The researchers, who were not affiliated with CPH, selected the 104 records at random (Am. J. Addict. 2007;16:117–23). The mean age of the study participants was 42 years, most (96) were male, about half (51) were married, and 66 were employed as physicians at the time of admission.

More than half (59) had a history of substance abuse treatment, and 38 had attended 12-step meetings before program admission. In addition, 33 were in psychotherapy of some sort prior to admission, and 27 were taking psychiatric medications, primarily antidepressants.

“This underlines the importance of psychiatric input and oversight in these programs,” said Dr. Galanter, who is also the editor of the journal Substance Abuse.

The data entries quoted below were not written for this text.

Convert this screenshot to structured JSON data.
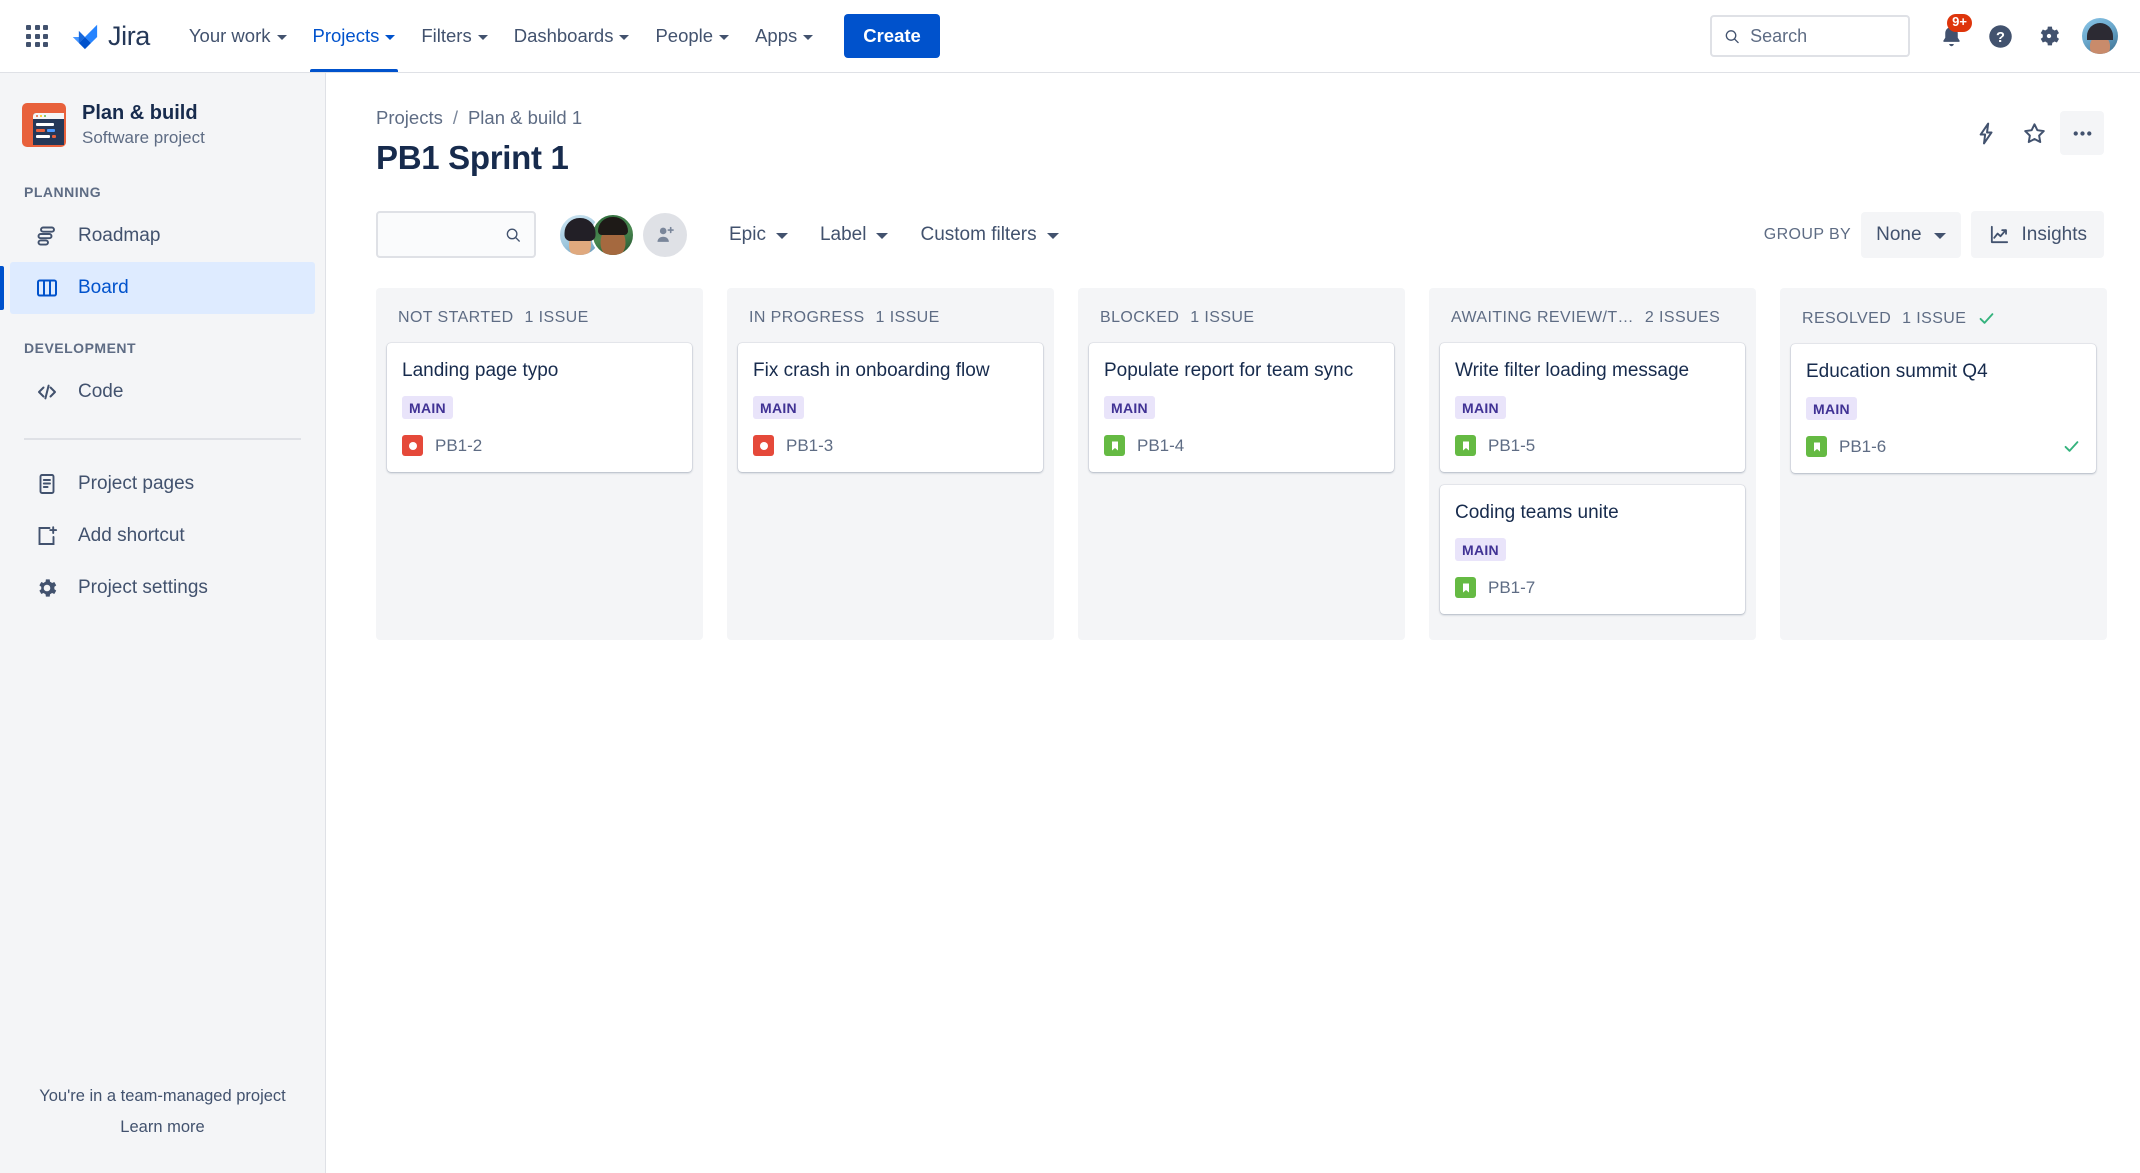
{
  "topnav": {
    "app_switcher_icon": "grid-apps-icon",
    "brand": "Jira",
    "items": [
      {
        "label": "Your work",
        "active": false
      },
      {
        "label": "Projects",
        "active": true
      },
      {
        "label": "Filters",
        "active": false
      },
      {
        "label": "Dashboards",
        "active": false
      },
      {
        "label": "People",
        "active": false
      },
      {
        "label": "Apps",
        "active": false
      }
    ],
    "create_label": "Create",
    "search_placeholder": "Search",
    "search_value": "",
    "notification_badge": "9+",
    "icons": {
      "search": "search-icon",
      "notifications": "notification-bell-icon",
      "help": "help-circle-icon",
      "settings": "gear-icon",
      "profile": "user-avatar"
    }
  },
  "sidebar": {
    "project_name": "Plan & build",
    "project_type": "Software project",
    "sections": [
      {
        "label": "PLANNING",
        "items": [
          {
            "label": "Roadmap",
            "icon": "roadmap-icon",
            "active": false
          },
          {
            "label": "Board",
            "icon": "board-columns-icon",
            "active": true
          }
        ]
      },
      {
        "label": "DEVELOPMENT",
        "items": [
          {
            "label": "Code",
            "icon": "code-brackets-icon",
            "active": false
          }
        ]
      }
    ],
    "extra_items": [
      {
        "label": "Project pages",
        "icon": "page-document-icon"
      },
      {
        "label": "Add shortcut",
        "icon": "add-shortcut-icon"
      },
      {
        "label": "Project settings",
        "icon": "gear-icon"
      }
    ],
    "footer_text": "You're in a team-managed project",
    "footer_link": "Learn more"
  },
  "breadcrumb": {
    "items": [
      "Projects",
      "Plan & build 1"
    ],
    "separator": "/"
  },
  "page": {
    "title": "PB1 Sprint 1",
    "actions": [
      {
        "name": "lightning-bolt-icon"
      },
      {
        "name": "star-icon"
      },
      {
        "name": "more-options-icon"
      }
    ]
  },
  "toolbar": {
    "search_value": "",
    "search_placeholder": "",
    "search_icon": "search-icon",
    "avatars": [
      "user-avatar-1",
      "user-avatar-2"
    ],
    "add_people_icon": "add-person-icon",
    "filters": [
      {
        "label": "Epic"
      },
      {
        "label": "Label"
      },
      {
        "label": "Custom filters"
      }
    ],
    "group_by_label": "GROUP BY",
    "group_by_value": "None",
    "insights_label": "Insights",
    "insights_icon": "trend-chart-icon"
  },
  "board": {
    "columns": [
      {
        "name": "NOT STARTED",
        "count": "1 ISSUE",
        "done": false,
        "cards": [
          {
            "title": "Landing page typo",
            "epic": "MAIN",
            "key": "PB1-2",
            "type": "bug",
            "resolved": false
          }
        ]
      },
      {
        "name": "IN PROGRESS",
        "count": "1 ISSUE",
        "done": false,
        "cards": [
          {
            "title": "Fix crash in onboarding flow",
            "epic": "MAIN",
            "key": "PB1-3",
            "type": "bug",
            "resolved": false
          }
        ]
      },
      {
        "name": "BLOCKED",
        "count": "1 ISSUE",
        "done": false,
        "cards": [
          {
            "title": "Populate report for team sync",
            "epic": "MAIN",
            "key": "PB1-4",
            "type": "story",
            "resolved": false
          }
        ]
      },
      {
        "name": "AWAITING REVIEW/T…",
        "count": "2 ISSUES",
        "done": false,
        "cards": [
          {
            "title": "Write filter loading message",
            "epic": "MAIN",
            "key": "PB1-5",
            "type": "story",
            "resolved": false
          },
          {
            "title": "Coding teams unite",
            "epic": "MAIN",
            "key": "PB1-7",
            "type": "story",
            "resolved": false
          }
        ]
      },
      {
        "name": "RESOLVED",
        "count": "1 ISSUE",
        "done": true,
        "cards": [
          {
            "title": "Education summit Q4",
            "epic": "MAIN",
            "key": "PB1-6",
            "type": "story",
            "resolved": true
          }
        ]
      }
    ]
  },
  "colors": {
    "brand_blue": "#0052CC",
    "selected_bg": "#DEEBFF",
    "column_bg": "#F4F5F7",
    "epic_bg": "#E9E4FA",
    "epic_text": "#403294",
    "bug_red": "#E5493A",
    "story_green": "#65BA43",
    "badge_red": "#DE350B",
    "done_green": "#36B37E",
    "project_icon_orange": "#E8613C"
  }
}
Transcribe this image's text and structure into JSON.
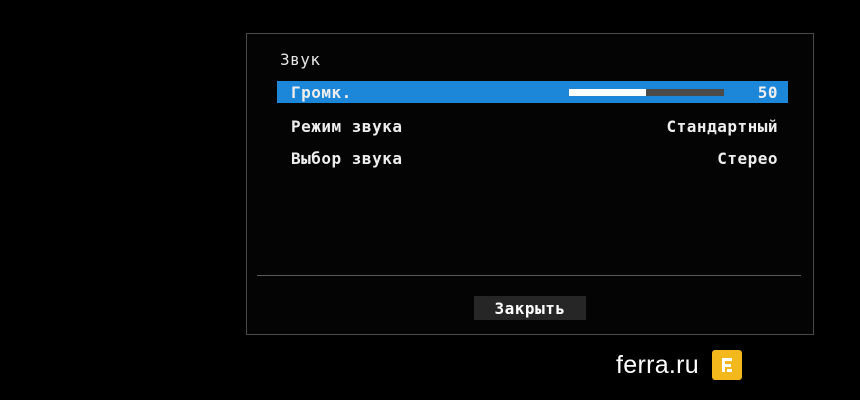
{
  "panel": {
    "title": "Звук"
  },
  "menu": {
    "volume": {
      "label": "Громк.",
      "value": "50",
      "level_fraction": 0.5
    },
    "sound_mode": {
      "label": "Режим звука",
      "value": "Стандартный"
    },
    "sound_select": {
      "label": "Выбор звука",
      "value": "Стерео"
    }
  },
  "close_button": {
    "label": "Закрыть"
  },
  "watermark": {
    "text": "ferra.ru",
    "logo_icon": "ferra-logo-icon"
  },
  "colors": {
    "selection": "#1c86d8",
    "logo": "#f2b81c",
    "background": "#000000"
  }
}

The most common primary substance of abuse was alcohol (38), followed by prescription opiates (35). The top five medical specialties represented were anesthesia (22 physicians), internal medicine (11), family medicine (10), obstetrics and gynecology (9), and pediatrics (8).

On average, the overall period of treatment and monitoring was 41 months, and 30 participants required inpatient hospitalization at study entry.

Fifteen physicians did not want to attend 12-step meetings but were pressed by counselors to do so. Of those, nine later went. “The outcome of those pressed to go was not significantly different from that of the other patients,” he said. “So apparently the coercive nature of the treatment in that regard was not compromising to the outcome.”

Of the 104 patients, 38 relapsed as confirmed by urine toxicology or by confirmation from an informed source. Even under good circumstances, some relapse is inevitable before the patient is stabilized, Dr. Galanter said.

“The pressure of the needs of public health that they experience puts them in a difficult position,” Dr. Galanter said. “My impression is that it's remarkable how effective they are in balancing the physician needs against the demands of the general public.”

Predictors of relapse included past use of cocaine, unemployment at the time of program admission, a greater mean number of urines tested, and a longer length of program involvement.

Nine patients were discharged for noncompliance with program expectations. “They essentially lost the option of practicing medicine,” he said. “Relatively speaking, this gives you an idea of a very good outcome, considering that full compliance is essential to success in this program.”